Bill Belicheck, has done pretty well since the days he paced the Browns' sideline.
Football minds make tough choices and tough decisions and are shrewd enough to see that a series of small gains add up to much more than one jump forward and then a jump back.
Is Mike Holmgren a bright spot? Yes, I really think that he is, and as this season goes on, we will see just how much of a bright spot he can be.
# 2 -- The Browns' defense looks pretty good so far and could get even better
Glass half-full again, but you take positives and you build on those positives, and if two games are an aberration but two games becomes ten, suddenly that aberration is a strength and something you can rely upon.
The Browns' defense has given up some long drives, and against two less-than-Super Bowl-worthy offenses, but the D has only surrendered 19 points in two weeks. All other points scored by Kansas City and Tampa Bay were on interceptions for touchdowns.
Folks, if you give up 9.5 points a game on defense, you will win some football games
Of course, if the Ravens score nine or 10 points next week, that may very well be enough to make the Browns 0-3. But what matters, what needs to be stressed and hung onto, is that (so far) the Browns have not been torched, they are in games, and it is because the defense is able to turn touchdowns into field goals that the Browns have been competitive.
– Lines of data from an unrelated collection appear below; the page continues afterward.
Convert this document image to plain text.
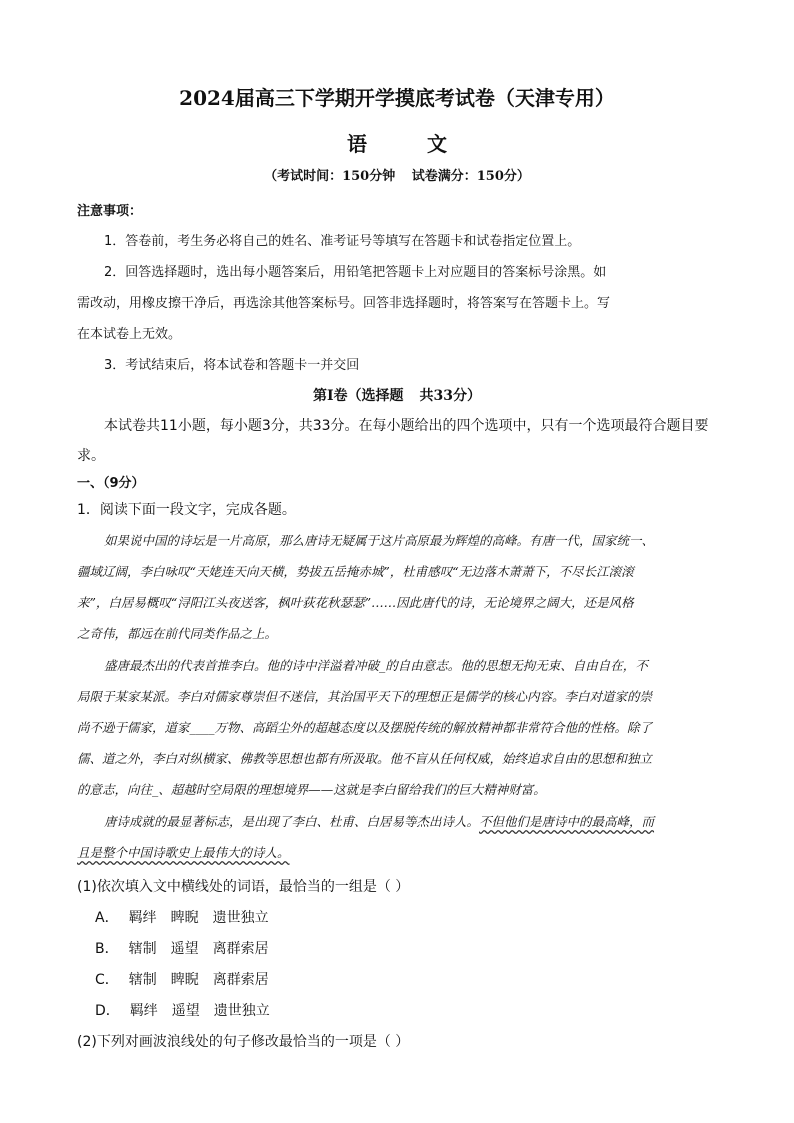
2024届高三下学期开学摸底考试卷（天津专用）
语文
（考试时间：150分钟 试卷满分：150分）
注意事项：
1．答卷前，考生务必将自己的姓名、准考证号等填写在答题卡和试卷指定位置上。
2．回答选择题时，选出每小题答案后，用铅笔把答题卡上对应题目的答案标号涂黑。如
需改动，用橡皮擦干净后，再选涂其他答案标号。回答非选择题时，将答案写在答题卡上。写
在本试卷上无效。
3．考试结束后，将本试卷和答题卡一并交回
第Ⅰ卷（选择题 共33分）
本试卷共11小题，每小题3分，共33分。在每小题给出的四个选项中，只有一个选项最符合题目要
求。
一、（9分）
1．阅读下面一段文字，完成各题。
如果说中国的诗坛是一片高原，那么唐诗无疑属于这片高原最为辉煌的高峰。有唐一代，国家统一、
疆域辽阔，李白咏叹“天姥连天向天横，势拔五岳掩赤城”，杜甫感叹“无边落木萧萧下，不尽长江滚滚
来”，白居易概叹“浔阳江头夜送客，枫叶荻花秋瑟瑟”……因此唐代的诗，无论境界之阔大，还是风格
之奇伟，都远在前代同类作品之上。
盛唐最杰出的代表首推李白。他的诗中洋溢着冲破_的自由意志。他的思想无拘无束、自由自在，不
局限于某家某派。李白对儒家尊崇但不迷信，其治国平天下的理想正是儒学的核心内容。李白对道家的崇
尚不逊于儒家，道家____万物、高蹈尘外的超越态度以及摆脱传统的解放精神都非常符合他的性格。除了
儒、道之外，李白对纵横家、佛教等思想也都有所汲取。他不盲从任何权威，始终追求自由的思想和独立
的意志，向往_、超越时空局限的理想境界——这就是李白留给我们的巨大精神财富。
唐诗成就的最显著标志，是出现了李白、杜甫、白居易等杰出诗人。不但他们是唐诗中的最高峰，而
且是整个中国诗歌史上最伟大的诗人。
(1)依次填入文中横线处的词语，最恰当的一组是（ ）
A． 羁绊 睥睨 遗世独立
B． 辖制 遥望 离群索居
C． 辖制 睥睨 离群索居
D． 羁绊 遥望 遗世独立
(2)下列对画波浪线处的句子修改最恰当的一项是（ ）
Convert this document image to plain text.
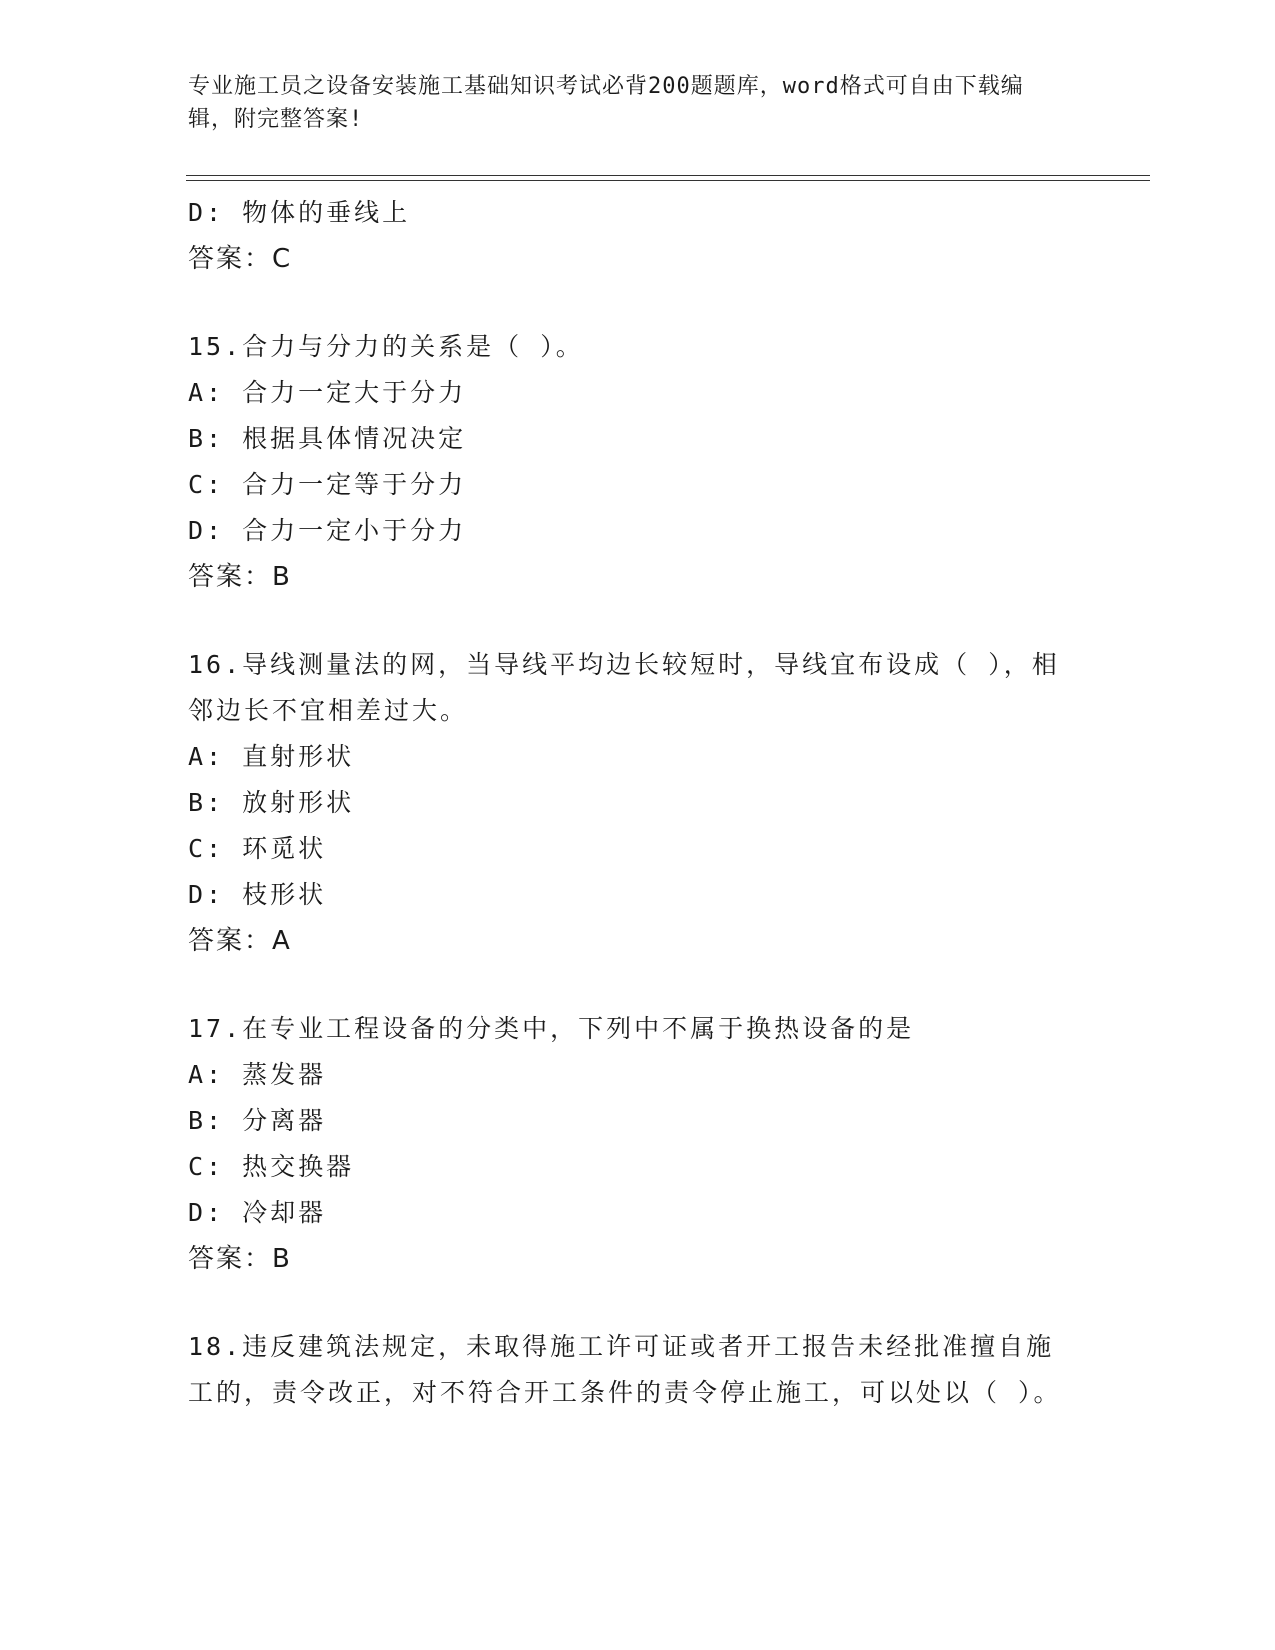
专业施工员之设备安装施工基础知识考试必背200题题库，word格式可自由下载编辑，附完整答案!
D: 物体的垂线上
答案：C
15.合力与分力的关系是（ ）。
A: 合力一定大于分力
B: 根据具体情况决定
C: 合力一定等于分力
D: 合力一定小于分力
答案：B
16.导线测量法的网，当导线平均边长较短时，导线宜布设成（ ），相邻边长不宜相差过大。
A: 直射形状
B: 放射形状
C: 环觅状
D: 枝形状
答案：A
17.在专业工程设备的分类中，下列中不属于换热设备的是
A: 蒸发器
B: 分离器
C: 热交换器
D: 冷却器
答案：B
18.违反建筑法规定，未取得施工许可证或者开工报告未经批准擅自施工的，责令改正，对不符合开工条件的责令停止施工，可以处以（ ）。
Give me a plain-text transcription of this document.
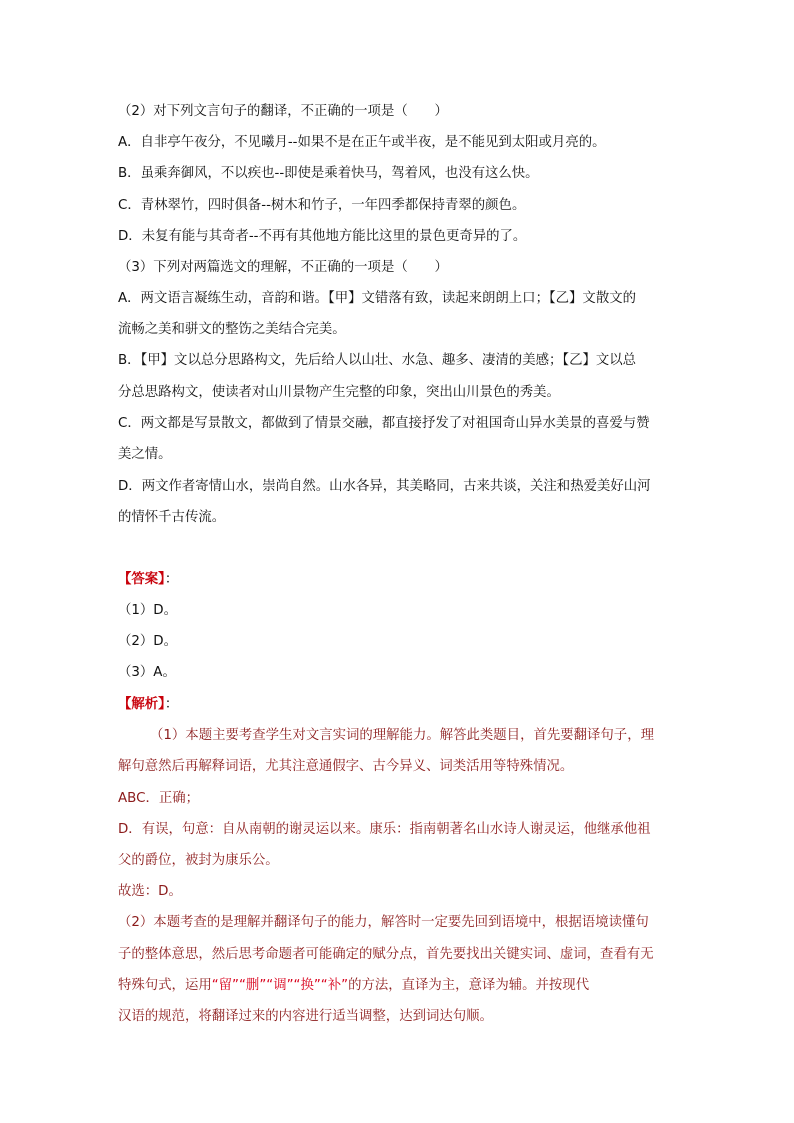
（2）对下列文言句子的翻译，不正确的一项是（　　）
A．自非亭午夜分，不见曦月--如果不是在正午或半夜，是不能见到太阳或月亮的。
B．虽乘奔御风，不以疾也--即使是乘着快马，驾着风，也没有这么快。
C．青林翠竹，四时俱备--树木和竹子，一年四季都保持青翠的颜色。
D．未复有能与其奇者--不再有其他地方能比这里的景色更奇异的了。
（3）下列对两篇选文的理解，不正确的一项是（　　）
A．两文语言凝练生动，音韵和谐。【甲】文错落有致，读起来朗朗上口；【乙】文散文的
流畅之美和骈文的整饬之美结合完美。
B．【甲】文以总分思路构文，先后给人以山壮、水急、趣多、凄清的美感；【乙】文以总
分总思路构文，使读者对山川景物产生完整的印象，突出山川景色的秀美。
C．两文都是写景散文，都做到了情景交融，都直接抒发了对祖国奇山异水美景的喜爱与赞
美之情。
D．两文作者寄情山水，崇尚自然。山水各异，其美略同，古来共谈，关注和热爱美好山河
的情怀千古传流。
【答案】：
（1）D。
（2）D。
（3）A。
【解析】：
（1）本题主要考查学生对文言实词的理解能力。解答此类题目，首先要翻译句子，理
解句意然后再解释词语，尤其注意通假字、古今异义、词类活用等特殊情况。
ABC．正确；
D．有误，句意：自从南朝的谢灵运以来。康乐：指南朝著名山水诗人谢灵运，他继承他祖
父的爵位，被封为康乐公。
故选：D。
（2）本题考查的是理解并翻译句子的能力，解答时一定要先回到语境中，根据语境读懂句
子的整体意思，然后思考命题者可能确定的赋分点，首先要找出关键实词、虚词，查看有无
特殊句式，运用“留”“删”“调”“换”“补”的方法，直译为主，意译为辅。并按现代
汉语的规范，将翻译过来的内容进行适当调整，达到词达句顺。
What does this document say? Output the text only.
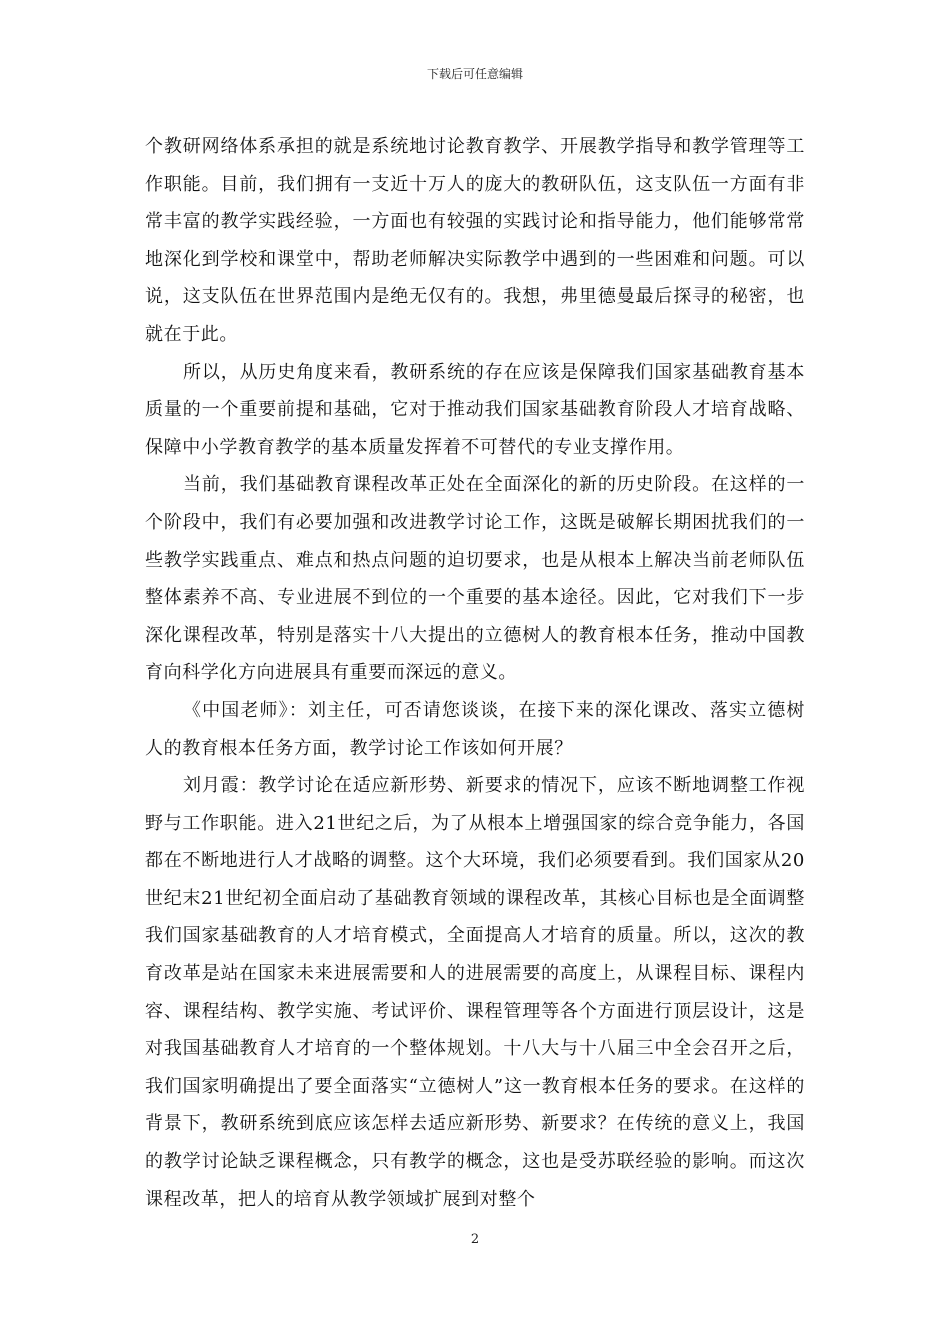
下载后可任意编辑

个教研网络体系承担的就是系统地讨论教育教学、开展教学指导和教学管理等工作职能。目前，我们拥有一支近十万人的庞大的教研队伍，这支队伍一方面有非常丰富的教学实践经验，一方面也有较强的实践讨论和指导能力，他们能够常常地深化到学校和课堂中，帮助老师解决实际教学中遇到的一些困难和问题。可以说，这支队伍在世界范围内是绝无仅有的。我想，弗里德曼最后探寻的秘密，也就在于此。

所以，从历史角度来看，教研系统的存在应该是保障我们国家基础教育基本质量的一个重要前提和基础，它对于推动我们国家基础教育阶段人才培育战略、保障中小学教育教学的基本质量发挥着不可替代的专业支撑作用。

当前，我们基础教育课程改革正处在全面深化的新的历史阶段。在这样的一个阶段中，我们有必要加强和改进教学讨论工作，这既是破解长期困扰我们的一些教学实践重点、难点和热点问题的迫切要求，也是从根本上解决当前老师队伍整体素养不高、专业进展不到位的一个重要的基本途径。因此，它对我们下一步深化课程改革，特别是落实十八大提出的立德树人的教育根本任务，推动中国教育向科学化方向进展具有重要而深远的意义。

《中国老师》：刘主任，可否请您谈谈，在接下来的深化课改、落实立德树人的教育根本任务方面，教学讨论工作该如何开展？

刘月霞：教学讨论在适应新形势、新要求的情况下，应该不断地调整工作视野与工作职能。进入21世纪之后，为了从根本上增强国家的综合竞争能力，各国都在不断地进行人才战略的调整。这个大环境，我们必须要看到。我们国家从20世纪末21世纪初全面启动了基础教育领域的课程改革，其核心目标也是全面调整我们国家基础教育的人才培育模式，全面提高人才培育的质量。所以，这次的教育改革是站在国家未来进展需要和人的进展需要的高度上，从课程目标、课程内容、课程结构、教学实施、考试评价、课程管理等各个方面进行顶层设计，这是对我国基础教育人才培育的一个整体规划。十八大与十八届三中全会召开之后，我们国家明确提出了要全面落实“立德树人”这一教育根本任务的要求。在这样的背景下，教研系统到底应该怎样去适应新形势、新要求？在传统的意义上，我国的教学讨论缺乏课程概念，只有教学的概念，这也是受苏联经验的影响。而这次课程改革，把人的培育从教学领域扩展到对整个

2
Could that change in the next few weeks, when New Orleans, when New England, when Cincinnati, when other prolific offenses face the Browns?
Yes it could. It very possibly will. But maybe, just maybe, this defense can take the momentum of at least keeping games close and can grown into that becoming the norm rather than the exception.
We are looking for a brighter future. Maybe part of that future is already starting to come together.
# 1 -- My surprise pick for something that will definitely be bright in the Browns' future
Here is where humor came into the grimness of the morning, and if it strikes you as silly...fine, that's just fine. I choose not to see black clouds in every situation and if that makes me silly, then so be it.
I guarantee that there is brightness in the Browns' future. That's right -- guarantee it, like Joe Namath predicting a Super Bowl win for his Jets.
That brightness will come on some night, maybe some night in 2011, or in 2012, or sometime...it has to happen, that night when the Browns are on Monday Night Football, or maybe on a Thursday night.
Yes, indeed, the brightness of those light standards in some stadium somewhere will be one "bright future" (or at least a well-lit one) that is a dead-solid sure thing.